Many industries have already benefited from Big Data. Take the retail sector, for example. Smart Data Collective notes that since the retail industry is dependent on consumer decisions and behavior, businesses can utilize Big Data to unfurl the trends that lead to eventual purchasing decisions. They can use the data collected to create enhanced shopping environments that appeal to their consumers and drive more sales.
Big Data has been useful in marketing, too. It helps marketers gain a deeper understanding of their customers and competition to create better campaigns. Digital marketing firm Ayima emphasizes that analytics can be used to understand different markets as well. By examining the data generated by their target demographic, brands could appeal to customer needs and create greater interest in their products.

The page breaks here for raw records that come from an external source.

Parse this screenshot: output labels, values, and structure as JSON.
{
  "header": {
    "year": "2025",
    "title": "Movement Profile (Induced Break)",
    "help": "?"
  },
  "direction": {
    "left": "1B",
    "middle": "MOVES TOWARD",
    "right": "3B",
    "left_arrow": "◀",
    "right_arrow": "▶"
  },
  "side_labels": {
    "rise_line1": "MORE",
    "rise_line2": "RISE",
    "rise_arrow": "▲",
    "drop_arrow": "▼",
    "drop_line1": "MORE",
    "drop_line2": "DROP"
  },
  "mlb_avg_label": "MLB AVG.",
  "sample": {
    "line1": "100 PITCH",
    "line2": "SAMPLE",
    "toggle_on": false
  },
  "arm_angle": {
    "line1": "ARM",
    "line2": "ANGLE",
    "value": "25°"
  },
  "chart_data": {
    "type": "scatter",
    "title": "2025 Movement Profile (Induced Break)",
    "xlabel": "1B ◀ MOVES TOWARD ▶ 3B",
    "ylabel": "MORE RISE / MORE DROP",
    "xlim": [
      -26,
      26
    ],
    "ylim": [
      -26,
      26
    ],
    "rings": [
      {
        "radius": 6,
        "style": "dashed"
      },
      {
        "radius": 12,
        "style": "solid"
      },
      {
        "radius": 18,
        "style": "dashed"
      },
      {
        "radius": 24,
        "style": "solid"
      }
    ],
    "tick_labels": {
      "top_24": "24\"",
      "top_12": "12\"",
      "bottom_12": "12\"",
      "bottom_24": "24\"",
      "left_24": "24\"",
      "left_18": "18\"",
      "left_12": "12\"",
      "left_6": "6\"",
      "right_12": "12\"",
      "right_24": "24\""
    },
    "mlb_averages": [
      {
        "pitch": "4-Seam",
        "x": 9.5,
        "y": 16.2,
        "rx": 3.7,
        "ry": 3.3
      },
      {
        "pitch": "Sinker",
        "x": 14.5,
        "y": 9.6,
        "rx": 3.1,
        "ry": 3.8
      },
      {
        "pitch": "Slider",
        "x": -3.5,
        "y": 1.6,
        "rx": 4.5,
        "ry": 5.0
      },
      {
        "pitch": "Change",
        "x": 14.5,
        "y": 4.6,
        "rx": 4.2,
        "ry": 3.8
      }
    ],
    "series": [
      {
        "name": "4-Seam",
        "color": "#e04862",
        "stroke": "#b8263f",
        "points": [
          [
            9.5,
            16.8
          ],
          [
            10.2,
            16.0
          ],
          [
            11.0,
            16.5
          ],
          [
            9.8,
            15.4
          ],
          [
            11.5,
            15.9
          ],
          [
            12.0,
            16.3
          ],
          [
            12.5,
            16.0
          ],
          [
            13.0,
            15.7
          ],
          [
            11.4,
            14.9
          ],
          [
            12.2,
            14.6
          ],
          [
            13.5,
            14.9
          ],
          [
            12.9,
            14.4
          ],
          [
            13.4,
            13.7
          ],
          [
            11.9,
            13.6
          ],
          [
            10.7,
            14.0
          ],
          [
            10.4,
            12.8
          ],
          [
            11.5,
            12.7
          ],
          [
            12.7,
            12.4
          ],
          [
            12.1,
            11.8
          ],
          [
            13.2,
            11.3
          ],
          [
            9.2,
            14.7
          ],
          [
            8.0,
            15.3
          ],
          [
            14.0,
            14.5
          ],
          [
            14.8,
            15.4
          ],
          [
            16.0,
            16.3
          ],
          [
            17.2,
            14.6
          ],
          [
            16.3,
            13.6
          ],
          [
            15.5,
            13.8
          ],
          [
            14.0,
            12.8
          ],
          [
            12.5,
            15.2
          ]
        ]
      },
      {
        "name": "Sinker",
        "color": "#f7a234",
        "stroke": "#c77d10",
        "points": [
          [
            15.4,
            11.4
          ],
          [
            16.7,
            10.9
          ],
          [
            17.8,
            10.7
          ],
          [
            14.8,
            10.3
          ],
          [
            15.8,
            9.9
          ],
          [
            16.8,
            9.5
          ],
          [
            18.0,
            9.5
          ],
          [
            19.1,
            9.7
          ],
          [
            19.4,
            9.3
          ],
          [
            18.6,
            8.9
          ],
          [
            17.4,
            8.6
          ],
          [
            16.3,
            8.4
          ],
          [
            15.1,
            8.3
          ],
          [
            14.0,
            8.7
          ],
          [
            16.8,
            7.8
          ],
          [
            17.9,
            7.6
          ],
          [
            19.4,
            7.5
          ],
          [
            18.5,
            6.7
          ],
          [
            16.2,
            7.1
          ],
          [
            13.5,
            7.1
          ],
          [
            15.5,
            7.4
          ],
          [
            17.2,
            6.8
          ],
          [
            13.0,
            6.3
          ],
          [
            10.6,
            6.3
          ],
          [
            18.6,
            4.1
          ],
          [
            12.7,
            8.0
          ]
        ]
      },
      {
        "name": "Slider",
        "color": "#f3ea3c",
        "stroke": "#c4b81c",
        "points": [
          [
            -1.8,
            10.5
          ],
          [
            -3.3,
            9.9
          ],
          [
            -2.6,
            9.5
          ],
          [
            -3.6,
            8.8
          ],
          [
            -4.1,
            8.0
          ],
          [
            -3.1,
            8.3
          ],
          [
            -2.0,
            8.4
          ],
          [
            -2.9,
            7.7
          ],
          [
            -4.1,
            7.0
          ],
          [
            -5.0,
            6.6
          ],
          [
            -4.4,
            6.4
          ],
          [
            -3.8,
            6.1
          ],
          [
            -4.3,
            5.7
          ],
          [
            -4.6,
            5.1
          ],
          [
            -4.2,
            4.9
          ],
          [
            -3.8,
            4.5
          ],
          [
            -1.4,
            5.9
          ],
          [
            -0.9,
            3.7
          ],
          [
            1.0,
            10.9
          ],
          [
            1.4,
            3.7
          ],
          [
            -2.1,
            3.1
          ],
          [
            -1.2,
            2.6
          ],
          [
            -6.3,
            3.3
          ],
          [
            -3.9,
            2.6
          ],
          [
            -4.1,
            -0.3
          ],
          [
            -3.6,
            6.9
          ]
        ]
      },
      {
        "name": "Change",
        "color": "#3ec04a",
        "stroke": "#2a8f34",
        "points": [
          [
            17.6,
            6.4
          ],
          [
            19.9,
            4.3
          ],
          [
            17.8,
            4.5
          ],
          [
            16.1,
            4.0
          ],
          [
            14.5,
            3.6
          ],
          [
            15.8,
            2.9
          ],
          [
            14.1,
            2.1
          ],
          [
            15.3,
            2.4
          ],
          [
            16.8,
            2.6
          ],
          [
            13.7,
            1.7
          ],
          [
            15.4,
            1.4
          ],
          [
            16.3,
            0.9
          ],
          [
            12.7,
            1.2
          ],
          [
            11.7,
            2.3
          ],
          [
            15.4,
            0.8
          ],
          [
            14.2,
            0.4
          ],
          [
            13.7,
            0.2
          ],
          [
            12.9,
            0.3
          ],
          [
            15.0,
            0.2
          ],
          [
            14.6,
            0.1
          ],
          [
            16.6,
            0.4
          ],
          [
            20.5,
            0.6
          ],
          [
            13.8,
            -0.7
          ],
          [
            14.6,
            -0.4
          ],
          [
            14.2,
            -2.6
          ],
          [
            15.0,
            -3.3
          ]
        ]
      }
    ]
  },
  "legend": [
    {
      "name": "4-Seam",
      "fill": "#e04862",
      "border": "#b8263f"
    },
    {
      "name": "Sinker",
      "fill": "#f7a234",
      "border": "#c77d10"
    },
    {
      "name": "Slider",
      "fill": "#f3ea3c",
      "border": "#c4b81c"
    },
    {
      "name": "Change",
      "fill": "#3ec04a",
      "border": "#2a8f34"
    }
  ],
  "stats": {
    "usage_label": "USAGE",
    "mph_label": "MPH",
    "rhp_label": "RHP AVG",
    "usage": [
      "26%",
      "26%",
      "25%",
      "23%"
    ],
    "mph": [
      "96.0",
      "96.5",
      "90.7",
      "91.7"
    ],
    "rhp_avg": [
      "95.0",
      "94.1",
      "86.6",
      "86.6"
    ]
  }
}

But perhaps the industry that could really use Big Data especially at the moment is healthcare. Medical institutions have already adopted Big Data to make improvements in providing personalized medicine and creating streamlined patient databases, but now in the wake of a pandemic, the implications are far more significant. In the second part of our ‘The World in and After the Pandemic’ series, we discussed how governments around the world have already begun automatically collecting data in an attempt to make sound decisions. Now that we’re in the midst of a global health and economic crisis, Big Data plays a big part in trying to navigate and understand the virus.
Forbes’ interview with Dr. Sy Pretorius reveals that there are near real-time COVID-19 trackers that are being deployed to continuously pull data from sources across the world, which in turn helps healthcare professionals and policymakers alike aggregate and synthesize data on a global basis. There are also data collected from GPS analyses of population movements by area that provide a more accurate picture of a population’s compliance with social distancing mandates.
Since contact tracing is critical in following the trail of the virus, there emerged a digital solution that can help locate, test, and isolate potential carriers of COVID-19. Israel, Singapore, and South Korea have already started utilizing these contract tracing platforms to identify infected individuals. Citizens from these nations are encouraged by the government to install apps or don wearables with Bluetooth and geofencing technology to exchange signals between the devices in close proximity. In South Korea’s case, their contact tracing app was especially effective in helping to flatten the curve. When someone tests positive, anyone within a 100-meter radius of an infected patient is notified of the patient’s diagnosis date, nationality, age, gender, and prior locations.
While the pandemic highlighted the potential of advanced analytics in solving global crises, it has also revealed the immaturity of our current technology. Health IT Analytics suggests that issues around data access, sharing, and quality still impact the accuracy of algorithms, along with the ability to develop algorithms themselves. It raises the question of why healthcare remains reactive instead of proactive. Still, the technologies that will be developed at this time will most likely set a precedent for how data can be used in similar situations in the future.